Example, someone with diabetes, he/she will be unable to buy one even though willing to pay higher for it.
The sufficiency of a medical card primarily lies in the annual/lifetime limit. Age of coverage is secondary - as long as it covers up to 80 yo.
So the questions to you is - what is the annual & lifetime limit of your 10y+ old medical card? Then we can tell you whether it is enough by today's standard and beyond.

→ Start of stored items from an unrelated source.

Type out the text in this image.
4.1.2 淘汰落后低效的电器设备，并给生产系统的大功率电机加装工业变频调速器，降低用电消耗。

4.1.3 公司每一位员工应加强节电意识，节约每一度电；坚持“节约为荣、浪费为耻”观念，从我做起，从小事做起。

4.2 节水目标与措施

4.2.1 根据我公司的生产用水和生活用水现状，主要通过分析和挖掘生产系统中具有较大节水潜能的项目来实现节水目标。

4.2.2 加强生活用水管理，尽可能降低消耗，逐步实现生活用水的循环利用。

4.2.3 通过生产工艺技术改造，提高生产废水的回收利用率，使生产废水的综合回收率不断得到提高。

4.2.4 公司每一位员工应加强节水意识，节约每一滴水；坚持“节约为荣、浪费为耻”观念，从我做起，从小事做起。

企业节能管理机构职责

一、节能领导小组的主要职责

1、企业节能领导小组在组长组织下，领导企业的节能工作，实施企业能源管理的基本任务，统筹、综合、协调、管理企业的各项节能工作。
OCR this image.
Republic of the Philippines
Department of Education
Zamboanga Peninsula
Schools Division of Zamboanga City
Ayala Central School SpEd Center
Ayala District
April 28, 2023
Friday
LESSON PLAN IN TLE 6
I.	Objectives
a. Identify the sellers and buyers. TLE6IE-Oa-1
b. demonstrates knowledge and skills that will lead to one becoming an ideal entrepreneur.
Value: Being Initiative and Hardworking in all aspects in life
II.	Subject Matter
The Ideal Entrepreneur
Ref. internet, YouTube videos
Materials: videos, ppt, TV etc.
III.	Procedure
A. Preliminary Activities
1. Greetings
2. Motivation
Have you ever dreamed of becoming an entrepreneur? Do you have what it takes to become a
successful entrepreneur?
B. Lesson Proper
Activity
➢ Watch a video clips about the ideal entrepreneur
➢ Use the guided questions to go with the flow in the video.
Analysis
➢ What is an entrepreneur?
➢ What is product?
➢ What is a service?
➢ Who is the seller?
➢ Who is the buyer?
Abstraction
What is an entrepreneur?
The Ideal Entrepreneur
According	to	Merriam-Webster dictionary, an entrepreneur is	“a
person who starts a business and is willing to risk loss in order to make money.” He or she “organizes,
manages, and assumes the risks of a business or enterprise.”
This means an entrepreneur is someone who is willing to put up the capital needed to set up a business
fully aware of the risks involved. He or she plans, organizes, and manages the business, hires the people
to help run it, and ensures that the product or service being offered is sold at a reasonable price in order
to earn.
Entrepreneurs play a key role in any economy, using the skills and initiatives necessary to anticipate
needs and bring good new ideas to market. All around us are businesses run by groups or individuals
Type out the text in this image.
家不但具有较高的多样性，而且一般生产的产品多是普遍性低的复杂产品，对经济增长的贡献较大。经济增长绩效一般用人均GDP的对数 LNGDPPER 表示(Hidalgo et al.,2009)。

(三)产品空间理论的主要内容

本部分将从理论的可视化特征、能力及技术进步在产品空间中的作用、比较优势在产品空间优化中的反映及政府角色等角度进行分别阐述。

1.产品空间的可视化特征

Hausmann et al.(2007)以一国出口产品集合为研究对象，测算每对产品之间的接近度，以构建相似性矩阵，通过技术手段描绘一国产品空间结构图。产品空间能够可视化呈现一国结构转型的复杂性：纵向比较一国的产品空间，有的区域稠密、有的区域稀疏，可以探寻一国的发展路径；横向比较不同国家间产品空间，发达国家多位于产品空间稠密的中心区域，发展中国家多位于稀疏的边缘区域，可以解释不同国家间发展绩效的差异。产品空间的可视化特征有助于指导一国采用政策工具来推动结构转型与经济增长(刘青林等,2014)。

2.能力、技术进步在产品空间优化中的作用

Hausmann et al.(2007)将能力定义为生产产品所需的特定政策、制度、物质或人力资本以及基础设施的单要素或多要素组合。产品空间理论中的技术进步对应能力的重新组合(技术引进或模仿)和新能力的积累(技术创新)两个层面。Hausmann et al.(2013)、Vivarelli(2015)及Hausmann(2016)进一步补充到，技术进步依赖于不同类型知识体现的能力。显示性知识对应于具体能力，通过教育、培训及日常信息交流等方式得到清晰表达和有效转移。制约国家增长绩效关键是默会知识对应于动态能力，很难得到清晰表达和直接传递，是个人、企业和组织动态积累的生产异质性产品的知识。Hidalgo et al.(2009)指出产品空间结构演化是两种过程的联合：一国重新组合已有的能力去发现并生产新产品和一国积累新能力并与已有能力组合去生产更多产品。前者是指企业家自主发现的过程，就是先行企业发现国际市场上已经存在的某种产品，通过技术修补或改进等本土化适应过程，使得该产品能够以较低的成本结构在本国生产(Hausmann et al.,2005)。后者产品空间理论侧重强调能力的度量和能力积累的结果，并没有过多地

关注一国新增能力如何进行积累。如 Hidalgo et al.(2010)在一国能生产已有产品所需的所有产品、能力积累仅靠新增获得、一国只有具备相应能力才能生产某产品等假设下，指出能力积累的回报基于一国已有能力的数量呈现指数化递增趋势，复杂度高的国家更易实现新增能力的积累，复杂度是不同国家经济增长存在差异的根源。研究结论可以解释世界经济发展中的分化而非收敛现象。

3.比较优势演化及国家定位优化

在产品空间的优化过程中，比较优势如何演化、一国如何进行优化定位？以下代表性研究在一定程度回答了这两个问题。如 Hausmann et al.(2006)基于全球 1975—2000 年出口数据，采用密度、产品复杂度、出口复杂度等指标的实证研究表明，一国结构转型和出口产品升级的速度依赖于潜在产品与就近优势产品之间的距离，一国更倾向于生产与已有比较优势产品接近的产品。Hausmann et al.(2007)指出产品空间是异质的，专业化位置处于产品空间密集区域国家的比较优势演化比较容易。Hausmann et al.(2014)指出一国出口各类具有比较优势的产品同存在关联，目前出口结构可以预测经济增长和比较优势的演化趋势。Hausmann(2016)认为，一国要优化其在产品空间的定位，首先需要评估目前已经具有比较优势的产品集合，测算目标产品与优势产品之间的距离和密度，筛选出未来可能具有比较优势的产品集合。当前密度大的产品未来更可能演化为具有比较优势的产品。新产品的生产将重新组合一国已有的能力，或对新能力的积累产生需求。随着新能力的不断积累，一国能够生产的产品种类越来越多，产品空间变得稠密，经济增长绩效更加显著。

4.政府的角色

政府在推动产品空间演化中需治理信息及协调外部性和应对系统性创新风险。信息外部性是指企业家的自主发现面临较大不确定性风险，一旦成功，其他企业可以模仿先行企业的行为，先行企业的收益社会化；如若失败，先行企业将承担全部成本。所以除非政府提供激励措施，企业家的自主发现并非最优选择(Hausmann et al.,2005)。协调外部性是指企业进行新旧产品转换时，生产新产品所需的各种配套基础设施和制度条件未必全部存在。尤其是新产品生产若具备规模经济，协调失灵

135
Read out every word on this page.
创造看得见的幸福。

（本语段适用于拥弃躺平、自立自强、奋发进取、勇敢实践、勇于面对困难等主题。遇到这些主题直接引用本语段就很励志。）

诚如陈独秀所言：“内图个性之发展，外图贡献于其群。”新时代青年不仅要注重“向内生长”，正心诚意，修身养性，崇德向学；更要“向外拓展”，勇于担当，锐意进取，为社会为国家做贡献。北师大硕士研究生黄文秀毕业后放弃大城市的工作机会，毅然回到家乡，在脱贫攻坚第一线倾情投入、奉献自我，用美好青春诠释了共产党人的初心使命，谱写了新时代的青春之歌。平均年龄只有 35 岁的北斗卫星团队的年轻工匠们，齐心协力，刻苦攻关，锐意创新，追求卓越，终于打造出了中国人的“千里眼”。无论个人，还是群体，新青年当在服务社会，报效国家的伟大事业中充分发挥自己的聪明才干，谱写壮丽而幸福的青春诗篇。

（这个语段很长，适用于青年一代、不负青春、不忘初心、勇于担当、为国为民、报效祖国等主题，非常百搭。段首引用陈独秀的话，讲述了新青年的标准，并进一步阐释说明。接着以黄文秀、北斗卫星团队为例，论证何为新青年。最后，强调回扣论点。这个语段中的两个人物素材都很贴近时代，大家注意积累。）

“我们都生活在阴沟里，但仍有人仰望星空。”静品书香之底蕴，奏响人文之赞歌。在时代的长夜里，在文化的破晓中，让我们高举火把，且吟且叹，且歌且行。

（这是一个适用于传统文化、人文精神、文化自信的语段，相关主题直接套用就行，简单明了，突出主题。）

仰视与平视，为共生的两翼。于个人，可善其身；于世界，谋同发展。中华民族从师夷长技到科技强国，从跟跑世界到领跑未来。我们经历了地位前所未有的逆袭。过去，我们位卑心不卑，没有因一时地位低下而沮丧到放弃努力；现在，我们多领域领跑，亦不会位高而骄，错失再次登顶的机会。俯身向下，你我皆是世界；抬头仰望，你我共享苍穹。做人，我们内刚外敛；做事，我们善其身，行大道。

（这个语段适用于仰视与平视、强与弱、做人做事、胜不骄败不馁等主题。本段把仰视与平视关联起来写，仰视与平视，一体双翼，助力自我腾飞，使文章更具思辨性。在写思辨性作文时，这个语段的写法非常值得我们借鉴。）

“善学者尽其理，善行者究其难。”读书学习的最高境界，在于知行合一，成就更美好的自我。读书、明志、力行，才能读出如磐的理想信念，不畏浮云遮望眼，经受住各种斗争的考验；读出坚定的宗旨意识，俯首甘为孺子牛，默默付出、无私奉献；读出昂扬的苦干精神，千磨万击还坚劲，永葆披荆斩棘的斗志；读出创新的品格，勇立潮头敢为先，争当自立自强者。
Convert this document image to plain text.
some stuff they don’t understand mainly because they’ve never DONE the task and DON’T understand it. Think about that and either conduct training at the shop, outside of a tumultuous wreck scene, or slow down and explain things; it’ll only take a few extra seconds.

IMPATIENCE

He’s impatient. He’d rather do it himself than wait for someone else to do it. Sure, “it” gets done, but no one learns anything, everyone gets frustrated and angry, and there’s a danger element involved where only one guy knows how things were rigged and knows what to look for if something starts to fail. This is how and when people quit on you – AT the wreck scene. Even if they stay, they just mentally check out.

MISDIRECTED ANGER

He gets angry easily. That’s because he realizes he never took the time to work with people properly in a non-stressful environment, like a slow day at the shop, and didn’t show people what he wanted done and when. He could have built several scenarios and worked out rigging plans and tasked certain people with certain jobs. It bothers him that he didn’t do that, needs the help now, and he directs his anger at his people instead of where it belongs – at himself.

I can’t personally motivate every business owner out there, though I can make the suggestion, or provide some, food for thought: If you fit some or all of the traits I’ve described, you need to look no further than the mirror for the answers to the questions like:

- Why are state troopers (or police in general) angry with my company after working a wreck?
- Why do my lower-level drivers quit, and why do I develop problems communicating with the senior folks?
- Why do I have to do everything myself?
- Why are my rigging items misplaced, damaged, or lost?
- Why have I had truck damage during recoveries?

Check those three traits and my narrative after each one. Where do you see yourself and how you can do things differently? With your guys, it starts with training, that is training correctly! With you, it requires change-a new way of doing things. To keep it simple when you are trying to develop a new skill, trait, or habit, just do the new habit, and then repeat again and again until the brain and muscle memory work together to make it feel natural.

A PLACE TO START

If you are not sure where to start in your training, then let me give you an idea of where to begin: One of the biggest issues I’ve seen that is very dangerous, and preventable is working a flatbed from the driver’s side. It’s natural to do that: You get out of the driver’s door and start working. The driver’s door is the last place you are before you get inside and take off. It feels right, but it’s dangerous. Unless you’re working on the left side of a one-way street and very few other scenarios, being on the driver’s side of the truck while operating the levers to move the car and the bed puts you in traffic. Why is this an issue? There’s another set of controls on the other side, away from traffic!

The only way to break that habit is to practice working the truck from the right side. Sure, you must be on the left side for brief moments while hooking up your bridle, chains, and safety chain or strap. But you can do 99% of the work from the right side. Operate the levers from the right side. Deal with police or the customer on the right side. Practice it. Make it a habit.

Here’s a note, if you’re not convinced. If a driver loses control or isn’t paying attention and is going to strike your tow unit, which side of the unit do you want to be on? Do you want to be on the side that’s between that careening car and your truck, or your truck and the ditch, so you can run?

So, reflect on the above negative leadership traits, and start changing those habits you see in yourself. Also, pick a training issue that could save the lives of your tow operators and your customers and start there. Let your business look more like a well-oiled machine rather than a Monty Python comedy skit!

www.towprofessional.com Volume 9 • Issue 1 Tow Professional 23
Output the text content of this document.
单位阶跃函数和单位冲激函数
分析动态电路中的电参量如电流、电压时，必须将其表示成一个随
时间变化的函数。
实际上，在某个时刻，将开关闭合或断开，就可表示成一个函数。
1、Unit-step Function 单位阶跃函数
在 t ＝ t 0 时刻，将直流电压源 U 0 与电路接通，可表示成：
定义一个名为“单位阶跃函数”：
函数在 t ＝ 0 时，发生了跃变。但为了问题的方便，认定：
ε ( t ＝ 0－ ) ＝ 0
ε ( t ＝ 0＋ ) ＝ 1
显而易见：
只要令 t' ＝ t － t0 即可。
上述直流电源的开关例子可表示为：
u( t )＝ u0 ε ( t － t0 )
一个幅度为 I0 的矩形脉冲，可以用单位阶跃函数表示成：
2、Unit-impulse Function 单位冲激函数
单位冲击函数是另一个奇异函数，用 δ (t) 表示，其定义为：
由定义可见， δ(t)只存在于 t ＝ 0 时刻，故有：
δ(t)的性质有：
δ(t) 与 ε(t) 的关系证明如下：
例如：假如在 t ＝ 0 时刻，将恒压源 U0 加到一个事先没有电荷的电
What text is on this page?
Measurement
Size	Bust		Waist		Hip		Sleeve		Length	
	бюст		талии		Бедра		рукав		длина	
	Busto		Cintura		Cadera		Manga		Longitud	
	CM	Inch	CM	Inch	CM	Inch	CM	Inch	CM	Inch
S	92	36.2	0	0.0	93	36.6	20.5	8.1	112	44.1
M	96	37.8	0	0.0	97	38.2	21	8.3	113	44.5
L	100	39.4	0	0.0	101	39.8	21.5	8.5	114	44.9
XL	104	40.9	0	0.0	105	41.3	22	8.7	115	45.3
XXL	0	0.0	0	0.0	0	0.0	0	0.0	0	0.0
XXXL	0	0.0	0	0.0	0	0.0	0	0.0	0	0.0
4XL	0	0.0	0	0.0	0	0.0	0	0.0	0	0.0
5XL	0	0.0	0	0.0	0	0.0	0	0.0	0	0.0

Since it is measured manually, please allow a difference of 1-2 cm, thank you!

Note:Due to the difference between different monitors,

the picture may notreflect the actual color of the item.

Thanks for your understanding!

Also curious on your '12% higher premiums comparison done' remark, share with us what you are looking at?
Hi, Erika
Here is the details:
Existing plan – annual limit RM1.2mil, NO lifetime limit (unlimited) R&B RM200. The medical card coverage ends on my 80 birthday.Annual premium is RM5230.
New insurance mentioned above. R&B RM200 Annual limit RM2mil. No liftetime limit. Annual premium is RM5832. (this is an quotation shown by a agent) this covers up to 90YO birthday.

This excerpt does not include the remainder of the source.